Returning to the topic of making Hitachi numero uno, Vath says HDS is a $3.4bn company now, and the leader in enterprise storage virtualisation because it has sold more than 13,000 virtualising USP systems.
Surely, El Reg suggests, IBM has sold a larger number of virtualising SAN Volume Controller (SVC) products? Well, yes, but Vath notes that IBM ships dual SVC configurations with every order, "so you can cut that number in half."
IBM takes exception to this charge of double counting. An IBM spokesperson said: "No, we claim 5,000 clusters [and] 15,000 nodes. All 5,000 clusters are virtualising. HDS claim 10 per cent of their 10,000 [now 13,000+] USPs are doing virtualisation - so [it's] 5,000 vs 1,000," or 1,300 now with HDS' revised USK number of 13,000. So IBM sees itself as having sold more virtualising storage controllers than HDS.
The $3.4bn in annual revenues puts HDS in the same ball park as HP's Storageworks and NetApp but some way south of EMC.
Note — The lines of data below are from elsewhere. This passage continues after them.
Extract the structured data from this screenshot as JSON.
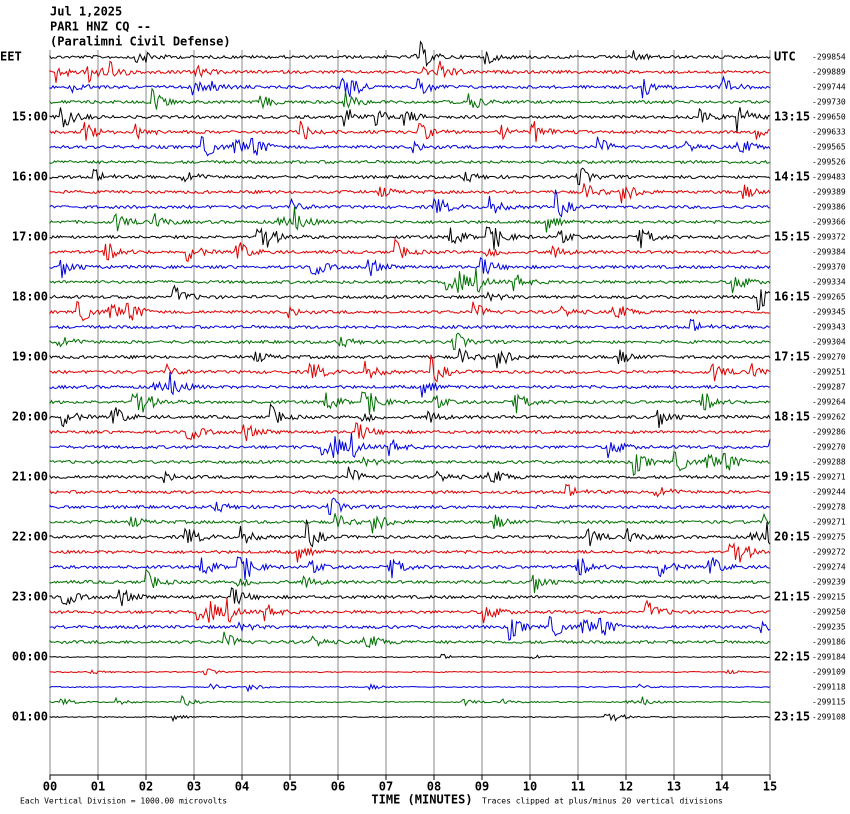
{
  "header": {
    "lines": [
      "Jul 1,2025",
      "PAR1 HNZ CQ --",
      "(Paralimni Civil Defense)"
    ]
  },
  "left_labels": [
    "EET",
    "15:00",
    "16:00",
    "17:00",
    "18:00",
    "19:00",
    "20:00",
    "21:00",
    "22:00",
    "23:00",
    "00:00",
    "01:00"
  ],
  "right_labels": [
    "UTC",
    "13:15",
    "14:15",
    "15:15",
    "16:15",
    "17:15",
    "18:15",
    "19:15",
    "20:15",
    "21:15",
    "22:15",
    "23:15"
  ],
  "right_values": [
    "-299854",
    "-299889",
    "-299744",
    "-299730",
    "-299650",
    "-299633",
    "-299565",
    "-299526",
    "-299483",
    "-299389",
    "-299386",
    "-299366",
    "-299372",
    "-299384",
    "-299370",
    "-299334",
    "-299265",
    "-299345",
    "-299343",
    "-299304",
    "-299270",
    "-299251",
    "-299287",
    "-299264",
    "-299262",
    "-299286",
    "-299270",
    "-299288",
    "-299271",
    "-299244",
    "-299278",
    "-299271",
    "-299275",
    "-299272",
    "-299274",
    "-299239",
    "-299215",
    "-299250",
    "-299235",
    "-299186",
    "-299184",
    "-299109",
    "-299118",
    "-299115",
    "-299108"
  ],
  "x_labels": [
    "00",
    "01",
    "02",
    "03",
    "04",
    "05",
    "06",
    "07",
    "08",
    "09",
    "10",
    "11",
    "12",
    "13",
    "14",
    "15"
  ],
  "axis_title": "TIME (MINUTES)",
  "footer": {
    "scale": "Each Vertical Division = 1000.00 microvolts",
    "clip": "Traces clipped at plus/minus 20 vertical divisions"
  }
}
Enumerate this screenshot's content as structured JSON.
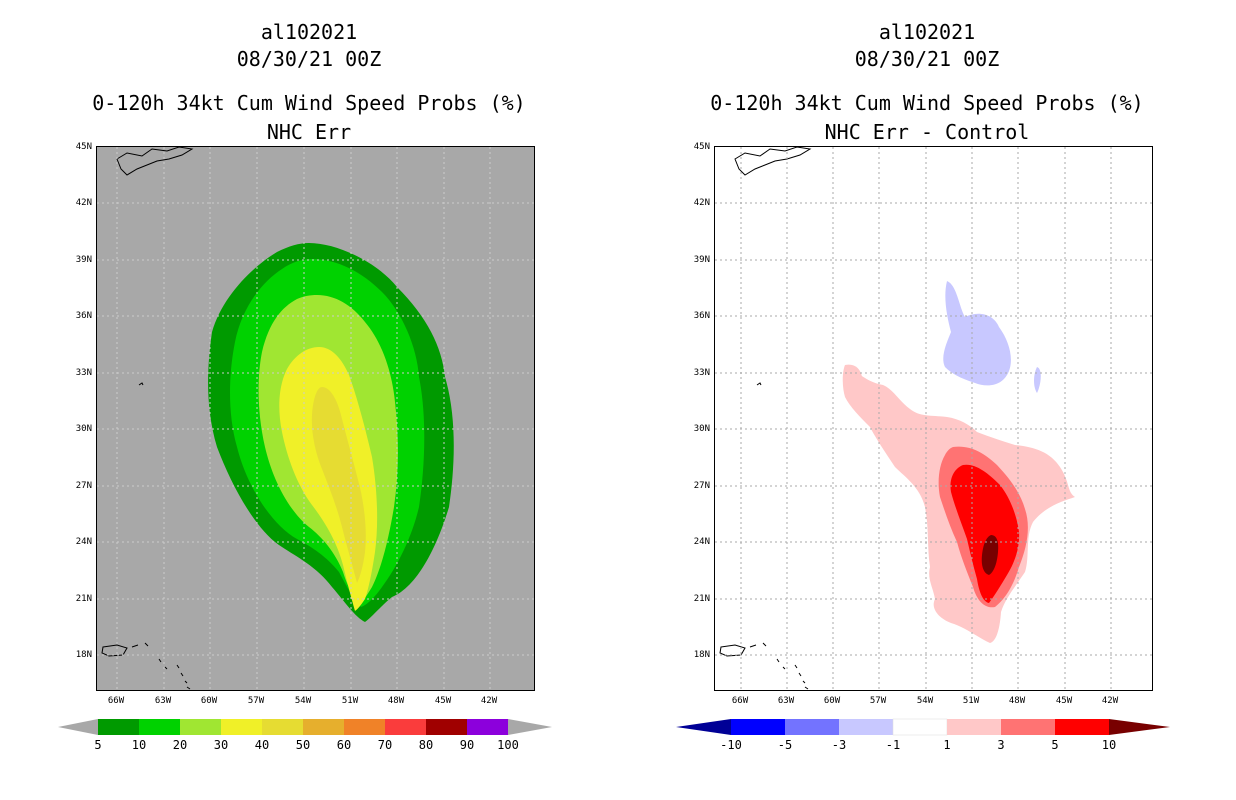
{
  "chart_data": [
    {
      "type": "heatmap",
      "storm_id": "al102021",
      "time": "08/30/21 00Z",
      "title": "0-120h 34kt Cum Wind Speed Probs (%)",
      "subtitle": "NHC Err",
      "lat_ticks": [
        "45N",
        "42N",
        "39N",
        "36N",
        "33N",
        "30N",
        "27N",
        "24N",
        "21N",
        "18N"
      ],
      "lon_ticks": [
        "66W",
        "63W",
        "60W",
        "57W",
        "54W",
        "51W",
        "48W",
        "45W",
        "42W"
      ],
      "background_color": "#a8a8a8",
      "colorbar": {
        "levels": [
          "5",
          "10",
          "20",
          "30",
          "40",
          "50",
          "60",
          "70",
          "80",
          "90",
          "100"
        ],
        "colors": [
          "#009a00",
          "#00d200",
          "#a0e632",
          "#f0f028",
          "#e6dc32",
          "#e6af2d",
          "#f08228",
          "#fa3c3c",
          "#a00000",
          "#8c00dc"
        ]
      },
      "contours_percent": [
        5,
        10,
        20,
        30,
        40
      ],
      "max_probability_center": {
        "lat": 24.0,
        "lon_west": 50.5
      }
    },
    {
      "type": "heatmap",
      "storm_id": "al102021",
      "time": "08/30/21 00Z",
      "title": "0-120h 34kt Cum Wind Speed Probs (%)",
      "subtitle": "NHC Err - Control",
      "lat_ticks": [
        "45N",
        "42N",
        "39N",
        "36N",
        "33N",
        "30N",
        "27N",
        "24N",
        "21N",
        "18N"
      ],
      "lon_ticks": [
        "66W",
        "63W",
        "60W",
        "57W",
        "54W",
        "51W",
        "48W",
        "45W",
        "42W"
      ],
      "background_color": "#ffffff",
      "grid": true,
      "colorbar": {
        "levels": [
          "-10",
          "-5",
          "-3",
          "-1",
          "1",
          "3",
          "5",
          "10"
        ],
        "colors": [
          "#000096",
          "#0000ff",
          "#7373ff",
          "#c8c8ff",
          "#ffffff",
          "#ffc8c8",
          "#ff7373",
          "#ff0000",
          "#780000"
        ]
      },
      "max_difference_center": {
        "lat": 23.5,
        "lon_west": 50.0
      }
    }
  ]
}
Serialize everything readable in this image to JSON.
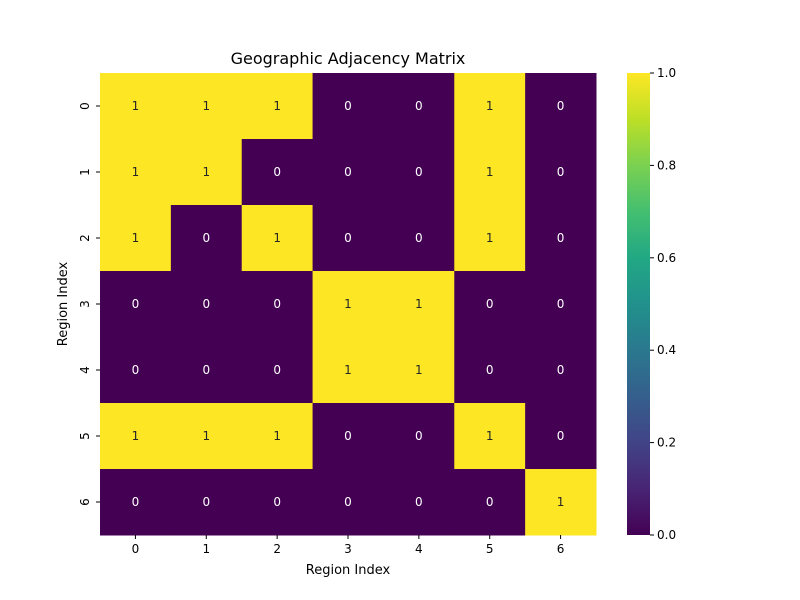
{
  "chart_data": {
    "type": "heatmap",
    "title": "Geographic Adjacency Matrix",
    "xlabel": "Region Index",
    "ylabel": "Region Index",
    "x_categories": [
      "0",
      "1",
      "2",
      "3",
      "4",
      "5",
      "6"
    ],
    "y_categories": [
      "0",
      "1",
      "2",
      "3",
      "4",
      "5",
      "6"
    ],
    "values": [
      [
        1,
        1,
        1,
        0,
        0,
        1,
        0
      ],
      [
        1,
        1,
        0,
        0,
        0,
        1,
        0
      ],
      [
        1,
        0,
        1,
        0,
        0,
        1,
        0
      ],
      [
        0,
        0,
        0,
        1,
        1,
        0,
        0
      ],
      [
        0,
        0,
        0,
        1,
        1,
        0,
        0
      ],
      [
        1,
        1,
        1,
        0,
        0,
        1,
        0
      ],
      [
        0,
        0,
        0,
        0,
        0,
        0,
        1
      ]
    ],
    "colormap": "viridis",
    "value_range": [
      0.0,
      1.0
    ],
    "colorbar_ticks": [
      "0.0",
      "0.2",
      "0.4",
      "0.6",
      "0.8",
      "1.0"
    ],
    "colors": {
      "low": "#440154",
      "high": "#fde725"
    },
    "annotations": true,
    "grid": false
  }
}
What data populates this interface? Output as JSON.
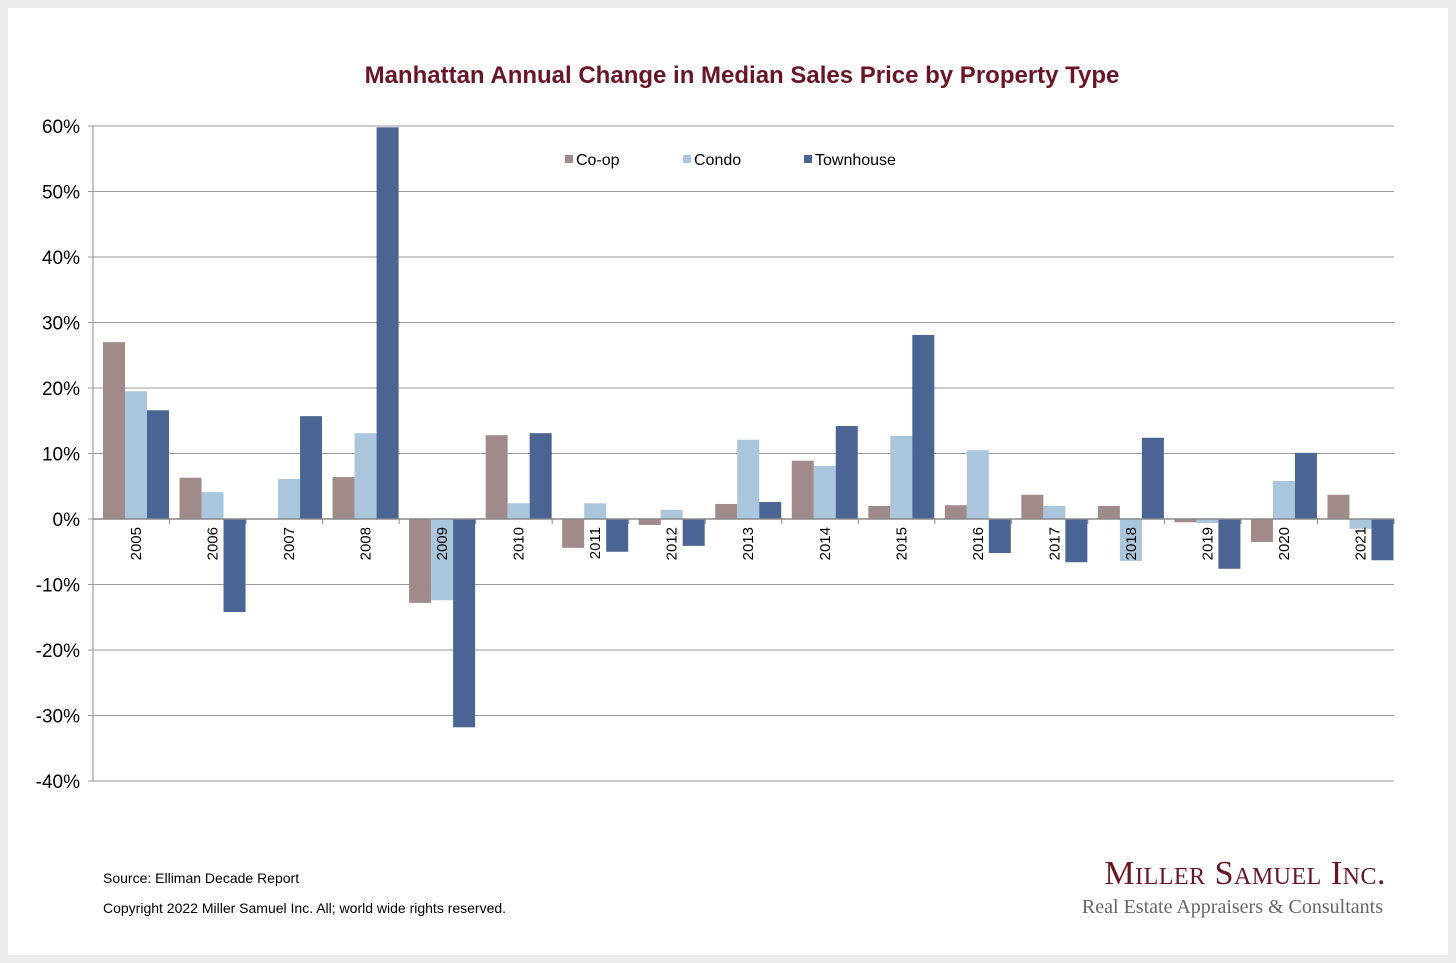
{
  "chart_data": {
    "type": "bar",
    "title": "Manhattan Annual Change in Median Sales Price by Property Type",
    "xlabel": "",
    "ylabel": "",
    "ylim": [
      -40,
      60
    ],
    "yticks": [
      60,
      50,
      40,
      30,
      20,
      10,
      0,
      -10,
      -20,
      -30,
      -40
    ],
    "ytick_labels": [
      "60%",
      "50%",
      "40%",
      "30%",
      "20%",
      "10%",
      "0%",
      "-10%",
      "-20%",
      "-30%",
      "-40%"
    ],
    "grid": true,
    "legend_position": "top-center",
    "categories": [
      "2005",
      "2006",
      "2007",
      "2008",
      "2009",
      "2010",
      "2011",
      "2012",
      "2013",
      "2014",
      "2015",
      "2016",
      "2017",
      "2018",
      "2019",
      "2020",
      "2021"
    ],
    "series": [
      {
        "name": "Co-op",
        "color": "#a08a8a",
        "values": [
          27.0,
          6.3,
          0,
          6.4,
          -12.8,
          12.8,
          -4.4,
          -0.9,
          2.3,
          8.9,
          2.0,
          2.1,
          3.7,
          2.0,
          -0.5,
          -3.5,
          3.7
        ]
      },
      {
        "name": "Condo",
        "color": "#a9c6dc",
        "values": [
          19.5,
          4.1,
          6.1,
          13.1,
          -12.4,
          2.4,
          2.4,
          1.4,
          12.1,
          8.1,
          12.7,
          10.5,
          2.0,
          -6.4,
          -0.6,
          5.8,
          -1.5
        ]
      },
      {
        "name": "Townhouse",
        "color": "#4a6494",
        "values": [
          16.6,
          -14.2,
          15.7,
          59.8,
          -31.8,
          13.1,
          -5.0,
          -4.1,
          2.6,
          14.2,
          28.1,
          -5.2,
          -6.6,
          12.4,
          -7.6,
          10.1,
          -6.3
        ]
      }
    ]
  },
  "footer": {
    "source": "Source: Elliman Decade Report",
    "copyright": "Copyright 2022 Miller Samuel Inc.  All; world wide rights reserved."
  },
  "logo": {
    "name": "Miller Samuel Inc.",
    "tagline": "Real Estate Appraisers & Consultants"
  }
}
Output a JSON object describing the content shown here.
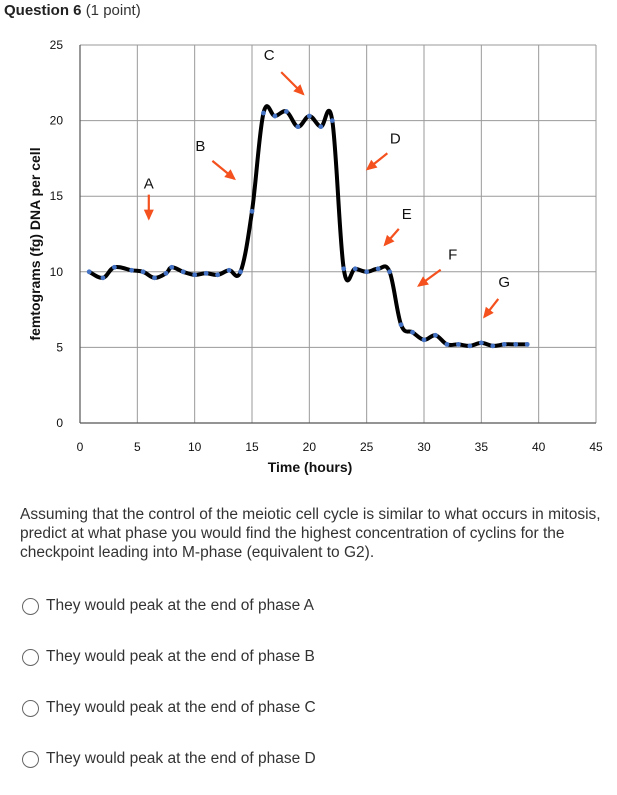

For now Hitachi reckons it is the ruling emperor in storage virtualisation, and intends to use Acer's channel samurai to help extend that claimed lead to the storage market in general. ®
COMMENTS
Toyota? Shogun?
What an unfortunate use of titles and names. If he wants to be the Toyota of storage he hardly wants to use a Mitsubishi Shogun as a model.
I suppose this doesn't matter much as all the names of vehicles are different in Japan anyway and yes I know he meant shogun in the "commander of the forces" sense of the word. Well, I was vaguely amused for the first 5 seconds anyway...
HDS view on virtualising controller count
"We (HDS) claim that at least 50 per cent of our USP's are doing virtualisation, which would be 6,500. This means that we are the leader. We have no idea where IBM got their 10 per cent from and this is absolutely incorrect."
Thanks HDS,
Chris.
More Hitachi Math
Well, we all know that Hitachi has invented their own kind of math.
They have prove this over and over again.
This is yet another example of Hitachi being on a different planet and using their own fake math to prove a lame marketing point.